His silence was his answer.

"Come on over," I found myself saying, heart pounding. "Just till you work something out."

He opened his mouth to protest, then closed it. "Are you sure?"

"No," I admitted. "But… come anyway."

---

The cab door closed. In the glass, his eyes and mine met, something unspoken flashing between us: thanks, fear, a promise neither of us yet understood.

The taxi pulled away, joining the traffic stream, and I stood there, panting.

---

What have I done?

What am I bringing into our life?

But deep inside, beneath the worry and the fear, a small, obstinate flame flickered.

Sometimes you don't get to decide the people you help. They decide for you.

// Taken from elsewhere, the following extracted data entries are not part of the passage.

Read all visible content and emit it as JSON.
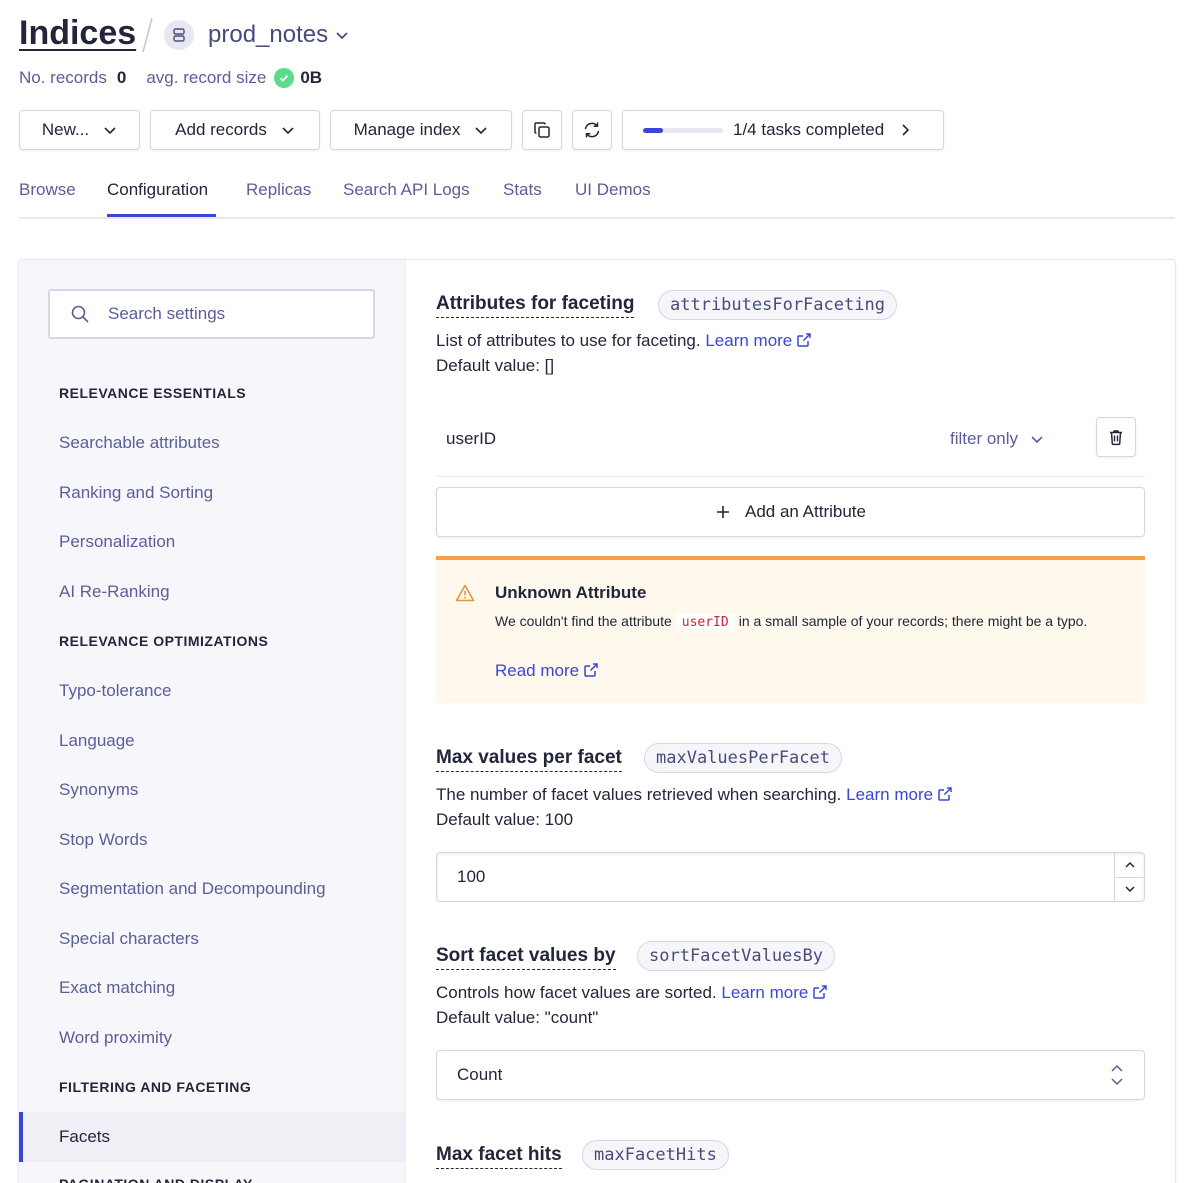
{
  "header": {
    "title": "Indices",
    "index_name": "prod_notes",
    "records_label": "No. records",
    "records_value": "0",
    "size_label": "avg. record size",
    "size_value": "0B"
  },
  "toolbar": {
    "new_label": "New...",
    "add_records_label": "Add records",
    "manage_index_label": "Manage index",
    "tasks_label": "1/4 tasks completed",
    "tasks_progress": 0.25
  },
  "tabs": [
    {
      "label": "Browse"
    },
    {
      "label": "Configuration"
    },
    {
      "label": "Replicas"
    },
    {
      "label": "Search API Logs"
    },
    {
      "label": "Stats"
    },
    {
      "label": "UI Demos"
    }
  ],
  "sidebar": {
    "search_placeholder": "Search settings",
    "sections": [
      {
        "heading": "RELEVANCE ESSENTIALS",
        "items": [
          "Searchable attributes",
          "Ranking and Sorting",
          "Personalization",
          "AI Re-Ranking"
        ]
      },
      {
        "heading": "RELEVANCE OPTIMIZATIONS",
        "items": [
          "Typo-tolerance",
          "Language",
          "Synonyms",
          "Stop Words",
          "Segmentation and Decompounding",
          "Special characters",
          "Exact matching",
          "Word proximity"
        ]
      },
      {
        "heading": "FILTERING AND FACETING",
        "items": [
          "Facets"
        ]
      }
    ],
    "active_item": "Facets"
  },
  "settings": {
    "facets": {
      "title": "Attributes for faceting",
      "key": "attributesForFaceting",
      "description": "List of attributes to use for faceting.",
      "learn_more": "Learn more",
      "default": "Default value: []",
      "attribute_name": "userID",
      "attribute_mode": "filter only",
      "add_label": "Add an Attribute"
    },
    "warning": {
      "title": "Unknown Attribute",
      "text_before": "We couldn't find the attribute",
      "code": "userID",
      "text_after": "in a small sample of your records; there might be a typo.",
      "link": "Read more"
    },
    "max_values": {
      "title": "Max values per facet",
      "key": "maxValuesPerFacet",
      "description": "The number of facet values retrieved when searching.",
      "learn_more": "Learn more",
      "default": "Default value: 100",
      "value": "100"
    },
    "sort_by": {
      "title": "Sort facet values by",
      "key": "sortFacetValuesBy",
      "description": "Controls how facet values are sorted.",
      "learn_more": "Learn more",
      "default": "Default value: \"count\"",
      "value": "Count"
    },
    "max_hits": {
      "title": "Max facet hits",
      "key": "maxFacetHits"
    }
  },
  "colors": {
    "accent": "#3a46d6",
    "warning": "#f5a14a",
    "success": "#5adc8a"
  }
}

That night, pushing open the compound gate, Luis ran to me, words tumbling out regarding school, regarding a video clip, regarding a classmate who shared plantain chips with the whole group.

I embraced him, guilt over being late tangled with the secret that I had not yet shared.

Tomorrow, I said to myself, Tomorrow, I'll share it.

And in the darkness, my mind flashed back to the wheelchair-bound man with manners so excessively polite and eyes that contained worlds.